Project profiles fix this with a single YAML file at .ai/project.yml. You pick a profile — work or personal — and the plugin system adjusts its behavior accordingly.

profile: personal
project_name: weekend-experiment

That's it. Two lines. The next time you start a Claude Code session in that repo, kronen reads this file, loads the personal preset, and compiles the flags. TDD gate off. Doc checkpoint off. Tracing off. Scope guard and push protection still on (more on that below). The plugin works the same way — it just stops enforcing ceremony you don't need.

Work vs. personal

The two shipped profiles control six flags. Here's what each one sets:

FlagWorkPersonal
tdd_gateenableddisabled
verificationenableddisabled
doc_checkpointenableddisabled
tracingenableddisabled
scope_guardenabledenabled
push_protectionenabledenabled

Work turns everything on. Every hook fires. You get TDD gates that block implementation until tests exist, verification checks before anything is marked done, doc checkpoint reminders after multi-file tasks, and full tracing for debugging sessions. This is the profile for repos where mistakes cost real time and money.

Personal turns off the workflow gates and keeps the safety ones. No TDD checks on your prototype. No verification gate asking you to prove your config change works. No doc checkpoint telling you to update the README for a repo only you use. You still get scope guard (prevents accidentally editing files outside your task) and push protection (prevents pushing to protected branches).

Overriding specific flags

Profiles are presets, not prisons. Sometimes you want work-level strictness but one flag doesn't fit. Maybe the project has no test suite, so the TDD gate just blocks you for no reason.

profile: work
project_name: legacy-client-app
overrides:
  hooks:
    tdd_gate: disabled

The override takes precedence over the profile for that specific flag. Everything else from the work profile stays intact. You're not creating a custom profile — you're adjusting one flag for one project.

Overrides are namespaced by concern area (hooks, qa, dev), not by plugin name. This keeps the mental model simple: you're configuring behavior, not wiring plugins together.

Under the hood

When you start a Claude Code session, kronen's SessionStart hook runs a script called rules-sync.sh. It reads .ai/project.yml, resolves the profile preset, applies any overrides, and compiles the result into a flat cache file at .ai/context/kronen-profile-cache.

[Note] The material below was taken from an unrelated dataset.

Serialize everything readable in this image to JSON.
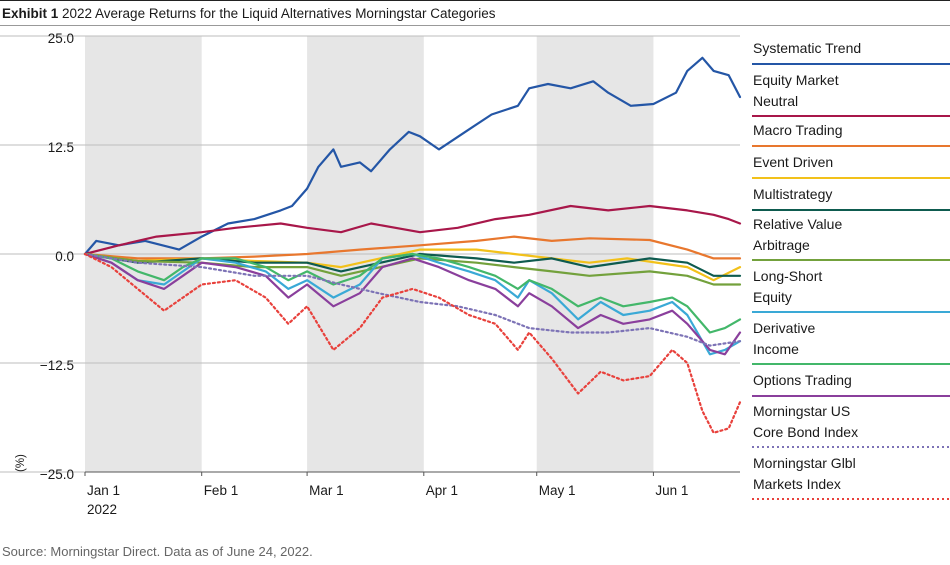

The cache is a plain KEY=VALUE file that hooks source at runtime:

KRONEN_TDD_GATE=enabled
KRONEN_VERIFICATION=enabled
KRONEN_TRACING=disabled

Every overridable hook checks its flag before running. Three lines of bash:

CACHE="$PROJECT_DIR/.ai/context/kronen-profile-cache"
[ -f "$CACHE" ] && . "$CACHE"
[ "${KRONEN_TDD_GATE:-enabled}" = "disabled" ] && exit 0

If no project.yml exists, everything defaults to enabled. Secure by default — you opt out of strictness, never opt in. The cache is compiled once at session start and stays stable until the next session. No mid-session config drift.

Safety flags don't negotiate

Two flags are hardcoded: scope_guard and push_protection. No profile, no override, and no inline config can turn them off. They're not workflow preferences — they prevent destructive actions. Scope guard stops you from editing files outside your current task's boundary. Push protection stops direct pushes to protected branches.

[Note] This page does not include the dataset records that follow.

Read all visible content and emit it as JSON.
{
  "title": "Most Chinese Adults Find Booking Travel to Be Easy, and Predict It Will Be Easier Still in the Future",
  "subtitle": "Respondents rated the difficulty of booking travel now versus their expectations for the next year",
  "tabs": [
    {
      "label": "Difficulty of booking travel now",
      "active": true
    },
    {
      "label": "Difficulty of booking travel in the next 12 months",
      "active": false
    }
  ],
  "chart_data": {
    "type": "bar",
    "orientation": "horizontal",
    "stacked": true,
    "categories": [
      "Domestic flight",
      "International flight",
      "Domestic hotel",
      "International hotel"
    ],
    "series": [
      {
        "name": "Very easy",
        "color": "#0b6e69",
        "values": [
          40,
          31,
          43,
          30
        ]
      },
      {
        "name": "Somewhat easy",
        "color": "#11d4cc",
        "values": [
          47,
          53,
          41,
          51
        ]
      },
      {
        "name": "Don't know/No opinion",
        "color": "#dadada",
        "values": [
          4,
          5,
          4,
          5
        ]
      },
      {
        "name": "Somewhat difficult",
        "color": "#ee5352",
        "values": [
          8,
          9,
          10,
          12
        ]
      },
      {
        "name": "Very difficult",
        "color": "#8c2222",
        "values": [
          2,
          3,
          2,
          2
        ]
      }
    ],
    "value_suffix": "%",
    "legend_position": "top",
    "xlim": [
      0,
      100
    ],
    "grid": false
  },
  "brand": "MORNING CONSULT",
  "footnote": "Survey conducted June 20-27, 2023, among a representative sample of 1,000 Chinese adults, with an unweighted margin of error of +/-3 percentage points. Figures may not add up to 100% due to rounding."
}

Even in the lightest possible configuration, these two are always on. The hook scripts themselves enforce this with an allowlist-skip pattern that ignores override values for safety flags, then force-enables them as defense in depth.

Getting started

Create the file in any repo where you use the plugins:

# .ai/project.yml
profile: personal
project_name: my-side-project

Restart Claude Code. The SessionStart hook picks it up automatically. No install step, no migration, no setup command. If you want to verify it worked, check that .ai/context/kronen-profile-cache exists and has the values you expect.

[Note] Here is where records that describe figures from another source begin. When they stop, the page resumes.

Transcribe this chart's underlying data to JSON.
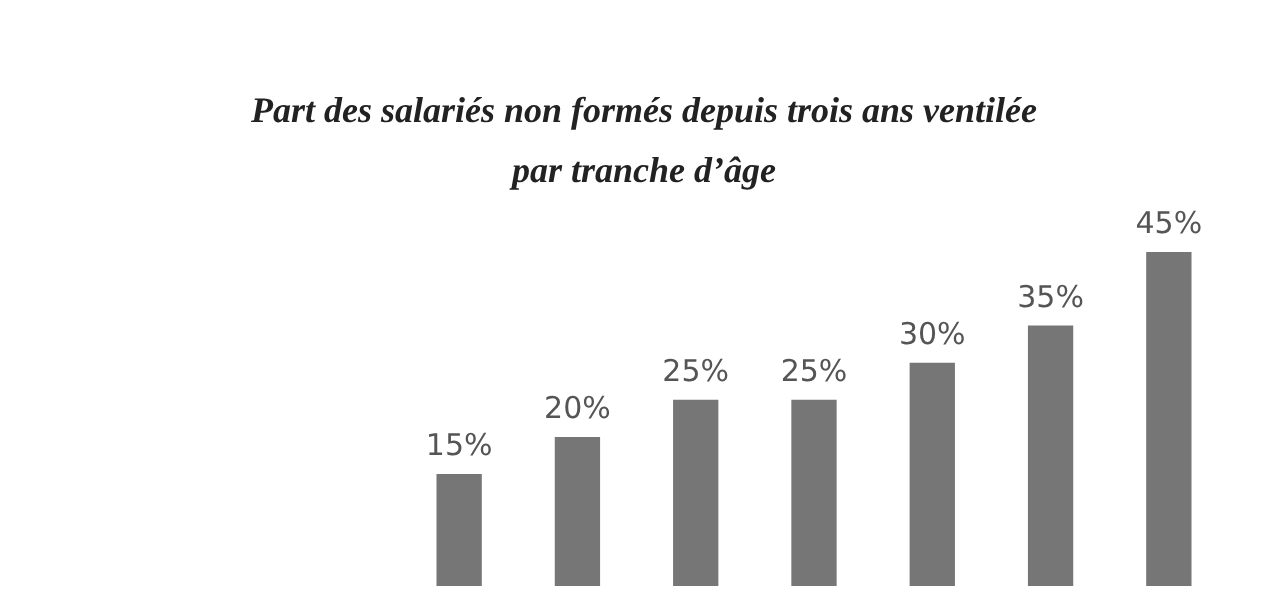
{
  "chart_data": {
    "type": "bar",
    "title": "Part des salariés non formés depuis trois ans ventilée par tranche d’âge",
    "categories": [
      null,
      null,
      null,
      null,
      null,
      null,
      null
    ],
    "values": [
      15,
      20,
      25,
      25,
      30,
      35,
      45
    ],
    "color": "#767676",
    "value_labels": [
      "15%",
      "20%",
      "25%",
      "25%",
      "30%",
      "35%",
      "45%"
    ],
    "legend": false,
    "grid": false
  }
}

For client work, switch to work and add overrides for anything that doesn't fit:

profile: work
project_name: client-webapp
overrides:
  hooks:
    tdd_gate: disabled

The profiles ship with kronen. If you're already running the plugin ecosystem, you have them. One file per project, two presets, six flags, and the freedom to stop fighting your own tooling on a Saturday afternoon.